Equally, with German playwrights such as Marius von Mayenburg, David Gieselmann, Moritz Rinke and Katharina Gericke performing work in the UK and Simon Stephens or Mark Ravenhill having often more profile with our Saxon neighbours then Lessing's encouragement of imports alongside the creation of a new German theatre doesn't look a foolish venture.

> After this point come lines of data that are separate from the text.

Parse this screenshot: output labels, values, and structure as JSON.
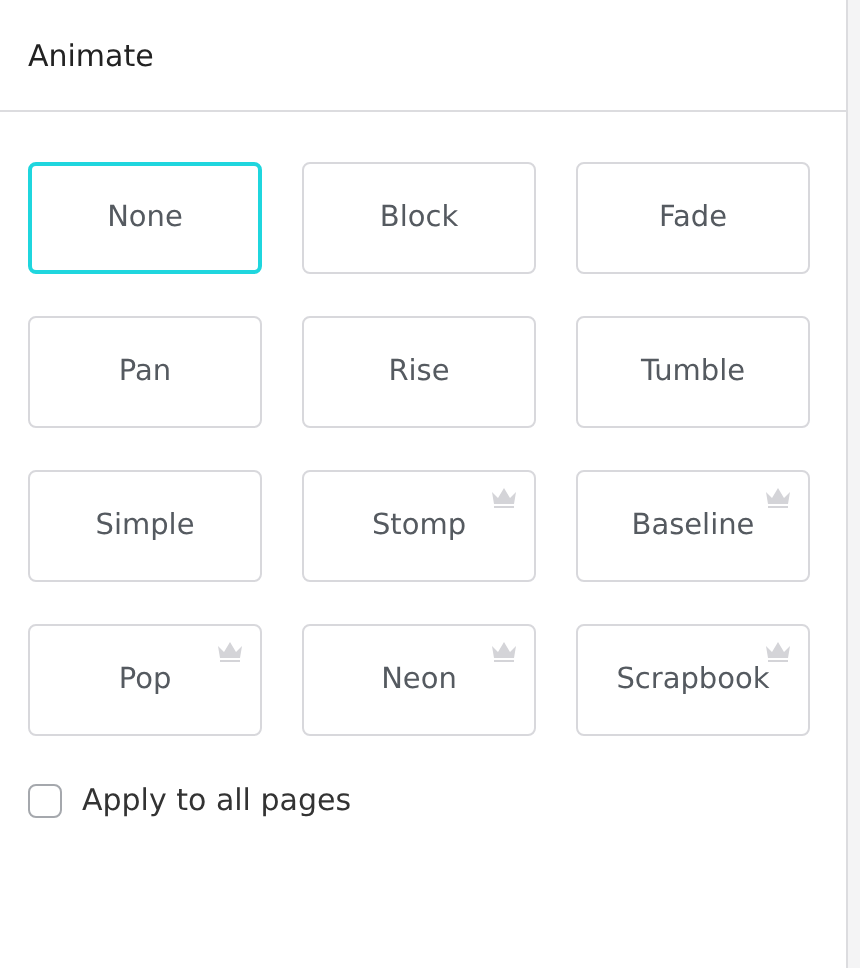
{
  "panel": {
    "title": "Animate"
  },
  "animations": [
    {
      "label": "None",
      "selected": true,
      "premium": false
    },
    {
      "label": "Block",
      "selected": false,
      "premium": false
    },
    {
      "label": "Fade",
      "selected": false,
      "premium": false
    },
    {
      "label": "Pan",
      "selected": false,
      "premium": false
    },
    {
      "label": "Rise",
      "selected": false,
      "premium": false
    },
    {
      "label": "Tumble",
      "selected": false,
      "premium": false
    },
    {
      "label": "Simple",
      "selected": false,
      "premium": false
    },
    {
      "label": "Stomp",
      "selected": false,
      "premium": true
    },
    {
      "label": "Baseline",
      "selected": false,
      "premium": true
    },
    {
      "label": "Pop",
      "selected": false,
      "premium": true
    },
    {
      "label": "Neon",
      "selected": false,
      "premium": true
    },
    {
      "label": "Scrapbook",
      "selected": false,
      "premium": true
    }
  ],
  "apply_all": {
    "label": "Apply to all pages",
    "checked": false
  }
}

I can't speak with any certainty on the drive of Germany's actors or the education of their audiences but the German playgoing public, from what I've read, tend to like more stuff I like than the A level set text and Wilde-Coward standards of most regional theatres.
Finally, I feel that Lessing deserves more than a passing footnote in modern theatre teaching (the same true of the next blog posting on William Archer) as he did start, perhaps unknowingly and to use Mary Luckhurst's phrase, a revolution in theatre.


Rough Bibliography
Edward Kemp - 'Lessing's Humanity'
Mary Luckhurst - Dramaturgy: A Revolution in Theatre
Cathy Turner and Synne K. Behrndt - Dramaturgy and Performance

* I will point out that Ollie Smith is hugely involved  in the making of The End as he may get offended if not mentioned and not watch the Snooker with me later or help with the washing-up. The domestic lives of theatre-makers.....

10 January 2012

What is Dramaturgy? - an Introduction

This project began as a New Year's resolution in January 2012. Over the course of the year, and maybe longer, I plan to question what dramaturgy is based on what practitioners, including myself, do as dramaturgs working in the field. It seems rather grandiose but I don't mean it to be. This 'definition' I wrote about a year and a half ago to go some way toward defining what I could do as a dramaturg. As with most things dramaturgical* is exceptionally vague. In 2010 (I think) I wrote:
"A dramaturg is a person with a knowledge of the history, theory and practice of theatre, who helps a director, designer, playwright or actor realise their intentions in a production. This can be accomplished in a myriad of ways and the dramaturg's role often shifts according to context and is always fluid. A dramaturg is an artistic consultant and literary odd-job man."
I plan to reappraise this and will look at other practitioners, talk to academics and theatre-makers and assess as honestly as I can my role as a 'dramaturg' - if that is even what I am after purporting to be one.


Next, I plan to look at other definitions and the points of view of those working in the field via the Dramaturgs' Network.
Until next time - happy 'turging.
Gareth

*That is to say dramaturgical practice and roles as quantifiable ideas rather than the act of dramaturgy on a script or production.